Home-based voluntary
counselling and testing, (community-based or population-based HIV-testing) can
identify children early in the course of the disease so they can get treated
early.
In 2007 AMPATH
started HCT in western Kenya.
This comprises: giving a rapid, in-home HIV test for adults and children over
the age of 18 months, immediate availability of the test results, post-test
counselling and referral as appropriate, during one household visit
HCT was
rolled out in the Turbo Division of the Uasin Gishu District of the Rift Valley
Province in 2008. This division, with an AMPATH clinic caring for 5340 patients
including 989 children, is considered ethnically and socio-economically
representative of many rural divisions in western Kenya.
All
consenting adult household members over the age of 13 were eligible for
testing. Children 18 months to 13 years of age were offered HCT if their mother
was known to be dead, her living status unknown, known to be HIV-infected or of
unknown HIV status. The goal was to identify children at high risk for
HIV-infection.
In contrast
to 95% of adults who agreed to be tested, caregivers refused testing for almost
half (995-43%) of all children (2,289) at high risk for HIV-infection. Of the
57% tested 60 (4.6%) were identified as HIV-positive.
The
likelihood of being tested was greater for children with HIV-infected mothers, OR
3.20, 95% CI: 1.64-6.23; not having parents living with them, OR 1.50, 95% CI:
1.40-1.63; were grandchildren of the head of household (compared to the child
of the head of household, other relatives or non-biological heads of household),
OR 4.02, 95% CI: 3.06-5.28; or if their father was not in the household OR
1.41, 95% CI: 1.24-1.56.
These
findings, the authors note, highlight the mother’s HIV and living status as key
indicators of a child’s HIV risk in regard to a caregiver’s willingness to
agree to testing as well as HIV prevalence. Nonetheless, many children of
HIV-infected mothers were not tested. This led the authors to estimate that 46
(2%) more at-risk children could have been identified as HIV-infected.
Children
aged 5-12 were more likely to be tested than those under five.
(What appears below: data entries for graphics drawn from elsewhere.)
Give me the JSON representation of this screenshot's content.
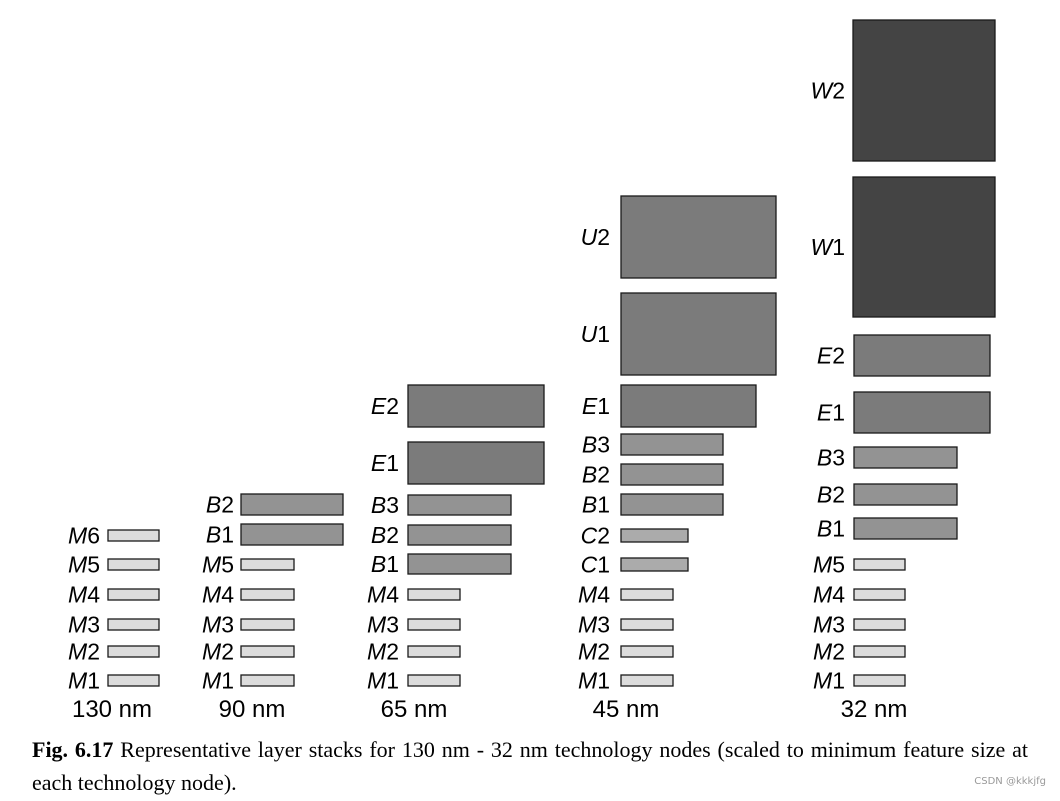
{
  "colors": {
    "M": "#dcdcdc",
    "C": "#ababab",
    "B": "#939393",
    "E": "#7b7b7b",
    "U": "#7b7b7b",
    "W": "#444444",
    "stroke": "#1a1a1a"
  },
  "stacks": [
    {
      "node": "130 nm",
      "layers": [
        {
          "letter": "M",
          "num": "1"
        },
        {
          "letter": "M",
          "num": "2"
        },
        {
          "letter": "M",
          "num": "3"
        },
        {
          "letter": "M",
          "num": "4"
        },
        {
          "letter": "M",
          "num": "5"
        },
        {
          "letter": "M",
          "num": "6"
        }
      ]
    },
    {
      "node": "90 nm",
      "layers": [
        {
          "letter": "M",
          "num": "1"
        },
        {
          "letter": "M",
          "num": "2"
        },
        {
          "letter": "M",
          "num": "3"
        },
        {
          "letter": "M",
          "num": "4"
        },
        {
          "letter": "M",
          "num": "5"
        },
        {
          "letter": "B",
          "num": "1"
        },
        {
          "letter": "B",
          "num": "2"
        }
      ]
    },
    {
      "node": "65 nm",
      "layers": [
        {
          "letter": "M",
          "num": "1"
        },
        {
          "letter": "M",
          "num": "2"
        },
        {
          "letter": "M",
          "num": "3"
        },
        {
          "letter": "M",
          "num": "4"
        },
        {
          "letter": "B",
          "num": "1"
        },
        {
          "letter": "B",
          "num": "2"
        },
        {
          "letter": "B",
          "num": "3"
        },
        {
          "letter": "E",
          "num": "1"
        },
        {
          "letter": "E",
          "num": "2"
        }
      ]
    },
    {
      "node": "45 nm",
      "layers": [
        {
          "letter": "M",
          "num": "1"
        },
        {
          "letter": "M",
          "num": "2"
        },
        {
          "letter": "M",
          "num": "3"
        },
        {
          "letter": "M",
          "num": "4"
        },
        {
          "letter": "C",
          "num": "1"
        },
        {
          "letter": "C",
          "num": "2"
        },
        {
          "letter": "B",
          "num": "1"
        },
        {
          "letter": "B",
          "num": "2"
        },
        {
          "letter": "B",
          "num": "3"
        },
        {
          "letter": "E",
          "num": "1"
        },
        {
          "letter": "U",
          "num": "1"
        },
        {
          "letter": "U",
          "num": "2"
        }
      ]
    },
    {
      "node": "32 nm",
      "layers": [
        {
          "letter": "M",
          "num": "1"
        },
        {
          "letter": "M",
          "num": "2"
        },
        {
          "letter": "M",
          "num": "3"
        },
        {
          "letter": "M",
          "num": "4"
        },
        {
          "letter": "M",
          "num": "5"
        },
        {
          "letter": "B",
          "num": "1"
        },
        {
          "letter": "B",
          "num": "2"
        },
        {
          "letter": "B",
          "num": "3"
        },
        {
          "letter": "E",
          "num": "1"
        },
        {
          "letter": "E",
          "num": "2"
        },
        {
          "letter": "W",
          "num": "1"
        },
        {
          "letter": "W",
          "num": "2"
        }
      ]
    }
  ],
  "caption": {
    "label": "Fig. 6.17",
    "text": " Representative layer stacks for 130 nm - 32 nm technology nodes (scaled to minimum feature size at each technology node)."
  },
  "watermark": "CSDN @kkkjfg"
}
The authors
offer a number of potential reasons: the children may have more signs of
illness, the risk of sexually transmitting HIV and the belief that older
children were better able to handle a diagnosis. In addition they note with
increased antenatal HIV testing there is a possibility that younger children
had already been tested.
Fear of
stigma and discrimination could also have played a key role in refusal of
testing, the authors note. Only high-risk children were offered testing. The
family or caregivers may not have wished to be singled out. Or, they did not
wish their own status to be known to their children. Not having easy access to
care could also have played a role.
However,
their findings, they note, also suggest less fear of stigma and discrimination
among caregivers of orphans.
These
findings highlight the need to investigate why caregivers accept or refuse
testing. Missed opportunities and interventions to increase paediatric testing can
be identified and treatment outcomes improved.
Limitations
included, according to the authors,
- The child’s eligibility was
based solely on the mother’s status. While useful the child’s own health
status was not taken into account. Unlike adults in the household all
children were not tested.
- Testing of children under18
months of age was not offered. These children needed a non rapid DNA PCR
test to distinguish between maternal and child antibodies that could not
be done in the home.
- Data collected was quantitative
from a brief home visit.
- The study was limited to a
specific geographical and cultural area so was not generalisable. However,
the findings nonetheless point to the importance of understanding a
caregiver’s reasoning for accepting or refusing testing. So that the best
use of scale-up of paediatric HIV testing using community-based methods is
made.
The authors
conclude that “home-based voluntary counselling and testing provides an opportunity
to identify HIV among high-risk children.” And add “Further investigation is
needed to identify and overcome barriers to testing uptake.”